SEPTA’s “Trolley Blitz,” halting service through its trolley tunnel spanning 13th to 40th Streets, will start this week and last for 10 days.

It’s the eighth consecutive summer for the event, planned to give the authority a chance to tackle work in the tunnel, which normally handles about 65,000 riders daily. The “blitz” is slated to begin at 10 p.m. Friday and continue through 5 a.m. Monday, July 20.

The shutdown lets SEPTA handle predictable maintenance work, track construction, upgrades, and improvements at once, avoiding major shutdowns during other parts of the year, SEPTA spokesperson Andrew Busch said. The cost of this year’s blitz, counting labor and materials, is about $1 million.

“For the time being, it’s hopefully a minor inconvenience for people and then helps us, beyond the blitz, maintain efficient service,” he said.

Routes 10, 11, 13, 34, and 36 will divert to 40th and Market Streets during the blitz, where riders can transfer to the Market-Frankford Line.

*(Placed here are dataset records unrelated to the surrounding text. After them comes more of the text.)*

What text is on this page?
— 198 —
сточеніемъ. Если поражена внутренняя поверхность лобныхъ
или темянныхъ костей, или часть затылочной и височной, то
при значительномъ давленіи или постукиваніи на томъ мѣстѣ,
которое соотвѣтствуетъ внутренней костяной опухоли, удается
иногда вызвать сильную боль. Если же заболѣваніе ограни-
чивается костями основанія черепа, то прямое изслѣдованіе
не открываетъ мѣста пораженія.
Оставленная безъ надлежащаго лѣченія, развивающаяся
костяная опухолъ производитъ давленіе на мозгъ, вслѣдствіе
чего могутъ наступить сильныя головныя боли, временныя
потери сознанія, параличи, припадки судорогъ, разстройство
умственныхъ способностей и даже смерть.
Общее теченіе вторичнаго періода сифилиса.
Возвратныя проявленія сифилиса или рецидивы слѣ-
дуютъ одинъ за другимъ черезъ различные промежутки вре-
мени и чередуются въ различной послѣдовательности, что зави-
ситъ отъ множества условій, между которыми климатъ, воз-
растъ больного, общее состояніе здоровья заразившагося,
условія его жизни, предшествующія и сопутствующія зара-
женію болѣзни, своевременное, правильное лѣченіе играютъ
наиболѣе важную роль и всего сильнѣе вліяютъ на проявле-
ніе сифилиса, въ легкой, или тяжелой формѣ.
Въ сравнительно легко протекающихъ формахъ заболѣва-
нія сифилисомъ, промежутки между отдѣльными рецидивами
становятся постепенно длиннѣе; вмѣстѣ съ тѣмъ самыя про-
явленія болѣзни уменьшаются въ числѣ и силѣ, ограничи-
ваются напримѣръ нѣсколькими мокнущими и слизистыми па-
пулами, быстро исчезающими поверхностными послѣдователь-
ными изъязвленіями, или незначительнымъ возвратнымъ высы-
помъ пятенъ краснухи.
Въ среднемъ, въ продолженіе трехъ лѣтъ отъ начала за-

Personnel will be stationed to help passengers with any questions. Signage will also be posted.

The blitzes were the brainchild of former general manager Jeff Knueppel when he served as deputy general manager. SEPTA general manager Leslie Richards, who took over the role in January, is continuing the effort because “it’s worked,” Busch said.

SEPTA plans the blitz in summer months when it has fewer riders, with this year certainly no exception. The tunnel now sees fewer than 23,000 riders on an average weekday because of the coronavirus, Busch said.

The work was slated for August, but the authority moved up the timeline in response to the pandemic. SEPTA also moved up its Southwest Connection Improvement Project along Regional Rail to take advantage of lower ridership.

“We wanted to get it done as soon as possible,” Busch said. “So even though August is traditionally a lower ridership month, there’s so much different about this year compared to other years.”

SEPTA is beginning a slow recovery from the nearly nonexistent ridership earlier in the COVID-19 pandemic. Most transit service resumed in May, while Regional Rail boosted frequency last month.

The authority requires passengers to wear face coverings to protect against the coronavirus. SEPTA is continuing enhanced cleaning efforts and blocked off seats to promote social distancing.

SEPTA implemented parts of its latest fare changes earlier this month, including free fare for children under 12 and a longer window of time for riders to take advantage of a free transfer.